The diagram above shows the idle state. The heart of this design is the Orchestrator as it directs all operations. When a user (via an app or browser) wants to use some edge resource, it uses the RESTful API of the Orchestrator to identify itself and define the details of the resources that it requires. The requested resources are then mapped to one or more CPP types. In this example, the Orchestrator maintains a hot pool of CPPs to minimize start up latency. Hot pool CPPs are instantiated but idle as they have no data sources. As the Orchestrator allocates CPPs from the pool, the Orchestrator creates new CPP instances to replace them. This is useful because inference SPEs can have startup times of several seconds. The hot pool hides this delay from the user. Note that the hot pool could consist of multiple types of CPPs that perform different functions – the Orchestrator just selects the correct type to satisfy the resource request. Alternatively, there could be a fixed set of CPP instances and users are just allocated to those. Or, CPPs can be instantiated on demand if startup latency is not an issue.
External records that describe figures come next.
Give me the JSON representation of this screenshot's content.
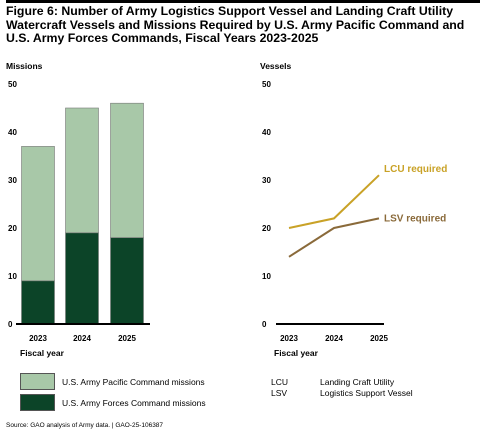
{
  "figure": {
    "title": "Figure 6: Number of Army Logistics Support Vessel and Landing Craft Utility Watercraft Vessels and Missions Required by U.S. Army Pacific Command and U.S. Army Forces Commands, Fiscal Years 2023-2025",
    "source": "Source: GAO analysis of Army data.  |  GAO-25-106387"
  },
  "legend": {
    "pacific_label": "U.S. Army Pacific Command missions",
    "forces_label": "U.S. Army Forces Command missions",
    "abbreviations": [
      {
        "abbr": "LCU",
        "meaning": "Landing Craft Utility"
      },
      {
        "abbr": "LSV",
        "meaning": "Logistics Support Vessel"
      }
    ]
  },
  "colors": {
    "pacific": "#a8c8a8",
    "forces": "#0c4428",
    "lcu": "#c9a227",
    "lsv": "#8a6a3a"
  },
  "chart_data": [
    {
      "type": "bar",
      "stacked": true,
      "ylabel": "Missions",
      "xlabel": "Fiscal year",
      "ylim": [
        0,
        50
      ],
      "yticks": [
        0,
        10,
        20,
        30,
        40,
        50
      ],
      "categories": [
        "2023",
        "2024",
        "2025"
      ],
      "series": [
        {
          "name": "U.S. Army Forces Command missions",
          "values": [
            9,
            19,
            18
          ]
        },
        {
          "name": "U.S. Army Pacific Command missions",
          "values": [
            28,
            26,
            28
          ]
        }
      ],
      "grid": false
    },
    {
      "type": "line",
      "ylabel": "Vessels",
      "xlabel": "Fiscal year",
      "ylim": [
        0,
        50
      ],
      "yticks": [
        0,
        10,
        20,
        30,
        40,
        50
      ],
      "x": [
        "2023",
        "2024",
        "2025"
      ],
      "series": [
        {
          "name": "LCU required",
          "values": [
            20,
            22,
            31
          ]
        },
        {
          "name": "LSV required",
          "values": [
            14,
            20,
            22
          ]
        }
      ],
      "grid": false
    }
  ]
}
Once the Orchestrator has identified one or more CPPs to satisfy the resource request, it creates a Conductor instance for the request. The Conductor presents a Websocket API to the user while connecting into rt-ai Edge’s MQTT infrastructure to communicate with the CPPs. If there is only a single CPP involved, the input pin of the CPP is connected to the output pin of the Conductor and the input pin of the Conductor is connected to the output pin(s) of the CPP. If there is more than one CPP required, the CPPs are connected together as required (this can be an arbitrary graph, not just a pipeline) and the input and output pin(s) at the edges connected to the Conductor. Once this is all set up, the Orchestrator redirects the user app to the new Conductor instance and the session can begin as shown below:
As an example, suppose an AR headset user wants to identify and annotate objects in the real world using an AR overlay. In this case, the user app might request a CPP that performs the appropriate object detection and returns the box coordinates of the object and an identified label. The user app would stream the video feed from the AR headset to the Conductor using the Websocket connection. The Conductor would then pass the video frames on to the CPP. The output of the CPP would contain the detected object metadata that is passed via the Conductor onto the Websocket connection back to the user app for rendering.